Lightly oil the baking tray with a brush before laying the first pastry leaf and then continue by lightly oiling each filo and continuing to layer the first half of the pie (6 or more leaves). I prefer that the filing goes in the middle and then I lay the rest of the pastry leaves as before. You might find other recipes, which require more filling added every couple of leaves.
At the end of the layering process I always fold the edges of the pastry leaves in to secure the filling and create a pie crust. I get rid off excess filo to avoid a dry and flaky pie crust. To finish off the pies for our ladies Del Roath meal, I tried two different toppings. For the leek and cheese pie I melted a knob of butter in 4 tbspns of milk and poured that on the pie starting from the crust edges and topped with sesame seeds. For the olive and chard pie I glazed with some beaten egg and tipped any excess off. Before putting the pies in the oven I pre,cut them into 6 large portion. This allows better cooling down and easier serving after the pie is cooked.
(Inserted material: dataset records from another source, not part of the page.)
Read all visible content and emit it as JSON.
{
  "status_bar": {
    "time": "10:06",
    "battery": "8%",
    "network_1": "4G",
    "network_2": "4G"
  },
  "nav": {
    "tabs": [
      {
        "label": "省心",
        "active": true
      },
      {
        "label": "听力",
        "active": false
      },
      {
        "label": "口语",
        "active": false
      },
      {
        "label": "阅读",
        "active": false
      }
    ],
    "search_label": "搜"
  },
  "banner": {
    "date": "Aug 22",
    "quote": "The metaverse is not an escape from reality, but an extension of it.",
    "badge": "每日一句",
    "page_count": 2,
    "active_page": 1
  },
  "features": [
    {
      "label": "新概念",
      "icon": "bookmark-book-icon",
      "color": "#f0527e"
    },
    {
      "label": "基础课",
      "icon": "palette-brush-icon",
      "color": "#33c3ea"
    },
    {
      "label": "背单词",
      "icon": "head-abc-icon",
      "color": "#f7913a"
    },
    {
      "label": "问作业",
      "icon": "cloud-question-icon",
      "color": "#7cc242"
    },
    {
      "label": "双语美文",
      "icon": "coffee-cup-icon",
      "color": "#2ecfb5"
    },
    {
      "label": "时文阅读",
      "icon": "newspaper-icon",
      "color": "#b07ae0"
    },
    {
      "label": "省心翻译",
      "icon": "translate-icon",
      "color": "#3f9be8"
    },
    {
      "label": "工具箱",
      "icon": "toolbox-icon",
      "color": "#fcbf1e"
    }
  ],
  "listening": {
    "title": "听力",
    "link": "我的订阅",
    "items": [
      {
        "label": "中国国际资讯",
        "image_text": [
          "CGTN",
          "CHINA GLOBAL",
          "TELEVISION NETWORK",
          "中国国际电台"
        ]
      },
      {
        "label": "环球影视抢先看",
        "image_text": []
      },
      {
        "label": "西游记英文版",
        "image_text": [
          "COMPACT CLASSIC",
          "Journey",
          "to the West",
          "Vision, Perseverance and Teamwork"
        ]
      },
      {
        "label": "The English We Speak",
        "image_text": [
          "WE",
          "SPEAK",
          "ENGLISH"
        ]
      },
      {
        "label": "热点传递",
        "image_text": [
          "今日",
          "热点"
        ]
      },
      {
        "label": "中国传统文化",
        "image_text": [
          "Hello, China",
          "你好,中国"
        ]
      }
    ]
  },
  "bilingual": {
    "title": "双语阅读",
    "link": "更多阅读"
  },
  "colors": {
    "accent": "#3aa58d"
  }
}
The pies cooked in a preheated oven for about 30-45 minutes, at 170-180 Celsius or Gas Mark 4. If the pie browns too quickly cover with some aluminium foil. And please make sure that the bottom of the pie is cooked before removing.
These ingredients made 12 large portions of pie. There was plenty left over for one hungry man and lunch for two the next day.
Note: I take most recipe cooking times as indicative as ovens differ. My oven is unreliable so I have learnt to adjust cooking time and temperatures. I always set an alarm to go 10 minutes before the indicated cooking time to double check that everything is still going to plan.